Direction matters: rosetta beats text when the stronger model is the solver. Text wins when the weaker model is the solver. On code generation (HumanEval), rosetta wins in both directions.

Competition Math

	Direct	Latent (AVP)	Text
MATH (Qwen 7B, n=500)	67.8%	66.8%	66.6%

All three modes are statistically identical (p=1.0 latent vs text).
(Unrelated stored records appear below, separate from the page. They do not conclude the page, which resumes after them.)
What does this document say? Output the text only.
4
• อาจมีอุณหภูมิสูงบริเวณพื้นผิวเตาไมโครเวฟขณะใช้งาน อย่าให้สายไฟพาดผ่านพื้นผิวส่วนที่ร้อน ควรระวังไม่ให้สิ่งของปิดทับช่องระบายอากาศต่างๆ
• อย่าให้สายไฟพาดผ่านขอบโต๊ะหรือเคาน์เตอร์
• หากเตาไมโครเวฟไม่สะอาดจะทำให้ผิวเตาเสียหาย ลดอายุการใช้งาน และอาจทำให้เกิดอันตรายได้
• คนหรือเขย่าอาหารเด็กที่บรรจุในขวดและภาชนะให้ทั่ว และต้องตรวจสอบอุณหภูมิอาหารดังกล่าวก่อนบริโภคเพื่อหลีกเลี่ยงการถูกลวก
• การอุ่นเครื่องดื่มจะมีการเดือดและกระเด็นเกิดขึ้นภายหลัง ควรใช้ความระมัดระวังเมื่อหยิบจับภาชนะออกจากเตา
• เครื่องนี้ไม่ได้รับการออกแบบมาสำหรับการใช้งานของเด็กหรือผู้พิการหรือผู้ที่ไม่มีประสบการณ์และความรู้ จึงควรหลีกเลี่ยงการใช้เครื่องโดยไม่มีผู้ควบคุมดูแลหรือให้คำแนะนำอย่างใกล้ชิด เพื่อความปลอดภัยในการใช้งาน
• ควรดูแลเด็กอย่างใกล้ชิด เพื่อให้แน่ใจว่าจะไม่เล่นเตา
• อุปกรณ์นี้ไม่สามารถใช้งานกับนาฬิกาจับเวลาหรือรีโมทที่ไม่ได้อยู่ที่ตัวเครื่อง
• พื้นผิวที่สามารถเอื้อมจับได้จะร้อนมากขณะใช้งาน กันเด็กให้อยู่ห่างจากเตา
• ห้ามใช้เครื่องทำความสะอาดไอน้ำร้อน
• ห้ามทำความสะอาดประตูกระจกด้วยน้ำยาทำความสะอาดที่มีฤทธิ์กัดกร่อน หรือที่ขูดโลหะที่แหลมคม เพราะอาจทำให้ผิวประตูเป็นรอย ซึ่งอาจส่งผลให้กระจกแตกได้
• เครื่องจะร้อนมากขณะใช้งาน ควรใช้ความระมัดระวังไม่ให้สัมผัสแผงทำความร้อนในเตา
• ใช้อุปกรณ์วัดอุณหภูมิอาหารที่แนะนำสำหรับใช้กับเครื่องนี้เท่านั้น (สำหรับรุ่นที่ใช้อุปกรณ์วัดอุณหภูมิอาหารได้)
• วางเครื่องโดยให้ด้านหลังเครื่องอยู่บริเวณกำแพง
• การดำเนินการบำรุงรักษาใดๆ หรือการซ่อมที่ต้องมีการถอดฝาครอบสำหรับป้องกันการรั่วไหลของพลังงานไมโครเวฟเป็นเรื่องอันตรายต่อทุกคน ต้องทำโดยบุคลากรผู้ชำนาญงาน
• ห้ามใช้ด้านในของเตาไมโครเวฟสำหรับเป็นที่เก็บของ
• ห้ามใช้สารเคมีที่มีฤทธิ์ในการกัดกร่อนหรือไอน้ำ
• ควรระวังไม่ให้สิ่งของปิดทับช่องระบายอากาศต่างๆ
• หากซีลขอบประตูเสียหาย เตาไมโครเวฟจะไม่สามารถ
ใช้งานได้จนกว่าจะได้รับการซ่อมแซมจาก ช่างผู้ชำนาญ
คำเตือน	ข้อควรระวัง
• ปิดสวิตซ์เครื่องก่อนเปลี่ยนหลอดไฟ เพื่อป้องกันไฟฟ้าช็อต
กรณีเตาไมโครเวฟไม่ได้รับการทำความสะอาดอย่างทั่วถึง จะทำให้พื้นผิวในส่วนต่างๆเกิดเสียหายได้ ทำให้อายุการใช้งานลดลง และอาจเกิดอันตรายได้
Earlier runs at 512 max tokens showed a false text advantage due to solver truncation – with proper token budget (2048), the gap disappears.

Configuration

Parameter	Value
Latent steps	20 (validated: 10 ≈ 20 > 40 > 80)
Temperature	0.7
Max new tokens	512 (MATH: 2048)
Seed	42
Hardware	NVIDIA A100 80GB

Limitations

Self-hosted only – requires direct KV-cache access (cloud APIs don't expose this)
Single-embedding bottleneck – cross-model transfers one vector; fails on long comprehension tasks
Multi-hop coherence – KV-cache across 4+ sequential hops loses signal
1B-7B models tested – larger models may behave differently

Reproduce

pip install avp[hf] datasets

python -m benchmarks.humaneval.run_humaneval \
    --model_name Qwen/Qwen2.5-7B-Instruct \
    --mode all --max-samples 50 --latent-steps 20 --seed 42

All benchmark code: benchmarks/. Llama models require HF access and HF_TOKEN.